City mayor upbeat over Busanza housing project

Busanza estates will make a difference for the residents who are currently living in a high risk area in unplanned settlements.

Wednesday, August 29, 2018
City of Kigali Mayor, Marie Chantal Rwakazina, flanked by city businessman Denis Karera (right), on a guided tour of a site in Busanza, Kicukiro District where over 1000 housing units are being developed. The houses will be taken up by residents who are set to relocate from an unplanned neighbourhood in the Nyarutarama area, Gasabo District. Ngendahimana.

Construction works for a modern housing project comprising over 1,000 units, underway in the Busanza area in Kicukiro District are currently at over 20 per cent, the developers told the City Mayor on Tuesday.

The developer – Savannah Creek Development Company – is building the homes for residents of the slum area that is condescendingly referred to as Bannyahe, in Remera Sector, where the former intends to develop as per the Kigali City Masterplan.

The development on the progress of the project was disclosed by engineers as the mayor of Kigali city, Marie-Chantal Rwakazina, visited the site.

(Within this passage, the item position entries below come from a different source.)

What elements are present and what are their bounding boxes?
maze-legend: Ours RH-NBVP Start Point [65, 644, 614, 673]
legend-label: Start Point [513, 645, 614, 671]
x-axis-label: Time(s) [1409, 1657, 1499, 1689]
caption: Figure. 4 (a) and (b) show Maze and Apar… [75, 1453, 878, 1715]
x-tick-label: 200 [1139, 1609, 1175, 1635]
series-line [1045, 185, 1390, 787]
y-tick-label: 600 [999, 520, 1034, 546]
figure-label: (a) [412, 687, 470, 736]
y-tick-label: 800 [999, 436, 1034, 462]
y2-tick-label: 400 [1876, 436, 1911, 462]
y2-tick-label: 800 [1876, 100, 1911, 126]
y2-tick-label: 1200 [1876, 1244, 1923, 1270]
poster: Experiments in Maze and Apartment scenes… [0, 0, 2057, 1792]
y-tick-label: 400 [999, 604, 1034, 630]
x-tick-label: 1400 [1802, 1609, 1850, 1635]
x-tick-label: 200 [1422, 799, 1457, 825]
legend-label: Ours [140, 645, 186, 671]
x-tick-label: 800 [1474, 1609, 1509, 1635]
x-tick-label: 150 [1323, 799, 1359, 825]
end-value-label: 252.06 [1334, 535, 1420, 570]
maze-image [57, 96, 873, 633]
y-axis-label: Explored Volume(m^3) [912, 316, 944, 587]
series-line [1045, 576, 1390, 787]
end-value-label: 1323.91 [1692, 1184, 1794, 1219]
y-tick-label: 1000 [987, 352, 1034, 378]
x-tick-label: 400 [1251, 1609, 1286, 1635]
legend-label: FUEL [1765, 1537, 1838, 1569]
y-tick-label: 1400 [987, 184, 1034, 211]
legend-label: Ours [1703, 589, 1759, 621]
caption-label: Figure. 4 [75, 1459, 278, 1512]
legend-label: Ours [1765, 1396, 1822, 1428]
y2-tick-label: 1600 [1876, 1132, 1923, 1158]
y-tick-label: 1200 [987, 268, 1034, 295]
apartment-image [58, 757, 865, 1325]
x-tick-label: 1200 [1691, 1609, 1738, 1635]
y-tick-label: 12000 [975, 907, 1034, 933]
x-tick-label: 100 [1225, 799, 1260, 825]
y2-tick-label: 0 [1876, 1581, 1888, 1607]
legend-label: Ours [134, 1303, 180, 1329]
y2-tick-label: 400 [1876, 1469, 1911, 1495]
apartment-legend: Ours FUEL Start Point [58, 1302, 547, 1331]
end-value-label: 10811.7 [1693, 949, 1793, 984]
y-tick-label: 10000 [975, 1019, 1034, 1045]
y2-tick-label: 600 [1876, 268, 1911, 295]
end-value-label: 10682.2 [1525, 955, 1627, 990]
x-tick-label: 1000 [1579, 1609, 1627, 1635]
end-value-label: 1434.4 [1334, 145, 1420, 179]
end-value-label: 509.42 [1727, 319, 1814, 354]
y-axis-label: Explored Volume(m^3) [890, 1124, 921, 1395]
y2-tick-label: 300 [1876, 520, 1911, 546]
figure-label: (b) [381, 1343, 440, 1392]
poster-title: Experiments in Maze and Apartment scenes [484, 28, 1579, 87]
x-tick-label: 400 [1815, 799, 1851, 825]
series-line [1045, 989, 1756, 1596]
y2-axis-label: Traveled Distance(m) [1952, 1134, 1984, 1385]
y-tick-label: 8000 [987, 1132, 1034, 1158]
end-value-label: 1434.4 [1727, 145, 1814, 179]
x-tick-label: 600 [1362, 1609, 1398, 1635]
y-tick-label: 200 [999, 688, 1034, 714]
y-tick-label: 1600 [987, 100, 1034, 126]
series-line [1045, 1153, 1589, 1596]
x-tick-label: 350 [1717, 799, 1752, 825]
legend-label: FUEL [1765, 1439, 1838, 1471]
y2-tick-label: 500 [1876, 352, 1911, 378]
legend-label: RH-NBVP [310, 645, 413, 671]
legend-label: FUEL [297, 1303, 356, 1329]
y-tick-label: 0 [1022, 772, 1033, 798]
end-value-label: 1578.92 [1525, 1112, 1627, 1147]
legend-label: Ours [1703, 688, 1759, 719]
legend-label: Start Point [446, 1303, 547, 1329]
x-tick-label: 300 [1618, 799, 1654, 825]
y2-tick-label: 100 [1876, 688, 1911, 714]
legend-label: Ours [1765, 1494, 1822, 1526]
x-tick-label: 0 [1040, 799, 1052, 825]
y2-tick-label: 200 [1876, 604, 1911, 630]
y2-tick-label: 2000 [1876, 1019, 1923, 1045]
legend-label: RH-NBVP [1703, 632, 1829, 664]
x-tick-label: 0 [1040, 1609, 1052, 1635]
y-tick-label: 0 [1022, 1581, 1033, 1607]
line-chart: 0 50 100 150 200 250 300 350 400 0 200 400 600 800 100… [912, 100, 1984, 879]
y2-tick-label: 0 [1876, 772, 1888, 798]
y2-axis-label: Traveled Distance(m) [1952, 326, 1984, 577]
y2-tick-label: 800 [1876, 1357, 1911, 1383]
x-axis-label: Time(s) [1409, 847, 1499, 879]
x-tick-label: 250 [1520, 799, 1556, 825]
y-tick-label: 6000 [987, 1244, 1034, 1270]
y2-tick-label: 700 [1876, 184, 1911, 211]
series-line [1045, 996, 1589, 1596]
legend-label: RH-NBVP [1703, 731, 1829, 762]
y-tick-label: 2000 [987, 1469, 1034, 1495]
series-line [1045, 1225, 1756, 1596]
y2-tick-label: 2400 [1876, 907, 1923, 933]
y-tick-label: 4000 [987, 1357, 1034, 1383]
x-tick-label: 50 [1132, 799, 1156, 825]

The project that is estimated to cost up to Rwf10 billion and will benefit residents from Kigali’s largest slum that covers three villages of Kangondo I, Kangondo II, and Kibiraro I.

City businessman Denis Karera who launched construction works of the Busanza estate in April gave the mayor a tour of the site, explaining the benefits that residents here will enjoy.

READ ALSORwf10 billion estate commissioned to replace city slum

He says that the estate will make a difference for the residents who are currently living in a high risk area in unplanned settlements and in total conflict with the city’s master plan.

Karera is the Chairperson of Gold Capital Investments, a Kigali-based company that has partnered with a Finnish company, Taaleri Africa, to create Savannah Creek Development Company.

The latter has planned to invest $56million (about Rwf 47.6billion) to develop the Bannyahe slum into a decent residential estate.

Of the $56 million, $12 million (about Rwf 10 billion) will be invested in building housing units in Busanza for former slum residents in exchange for their expropriated properties.

The estate in Busanza will have important amenities for occupants such as playing areas, a modern market, a workshop hall for people to buy and sell different art crafts, as well as a central sewerage system.

Engineer Khaled M. Alalem explains some details to Kigali City Mayor Marie-Chantal Rwakazina and other officials during the tour at Busanza yesterday.

Mayor Rwakazina, whose visit was part of her initiative to inspect different affordable housing projects in the city, said that the project is a good opportunity for city residents in line with addressing housing challenges.

"It’s a good project; it will have good housing units that will have all the amenities that any Kigali resident would need in terms of settling. That is given the strength of buildings that will be here and the excellent place where the plot is located because it has a great view,” she told The New Times after visiting the site.

The Bannyahe slum will be razed and replaced by a modern residential estate but Karera and his partners want to mitigate the possible creation of another slum somewhere else after the former residents are relocated.

That’s why, the businessman said, the residents will be invited to start settling in the Busanza estate as soon as the units are completed and they will swap their current homes in the slum for new housing units in the estate.

He said that by the end of the year at least 300 units will have been completed at the estate while the rest of the units will have been completed by June 2019.

Mayor Rwakazina said that "all of the people in Kangondo have the opportunity to settle here (Busanza)” and encouraged the slum residents to move to occupy the 300 housing units that will be completed by the end of the year.

"Before the end of the year, the first group who will settle here will serve as a good example for others who are yet to understand the benefits of this project,” she said.

Karera argues that money doesn’t end unplanned dwelling as it moves it somewhere else and that’s why he has been working with city officials to convince the slum residents to take up new housing units in Busanza as their compensation instead of cash.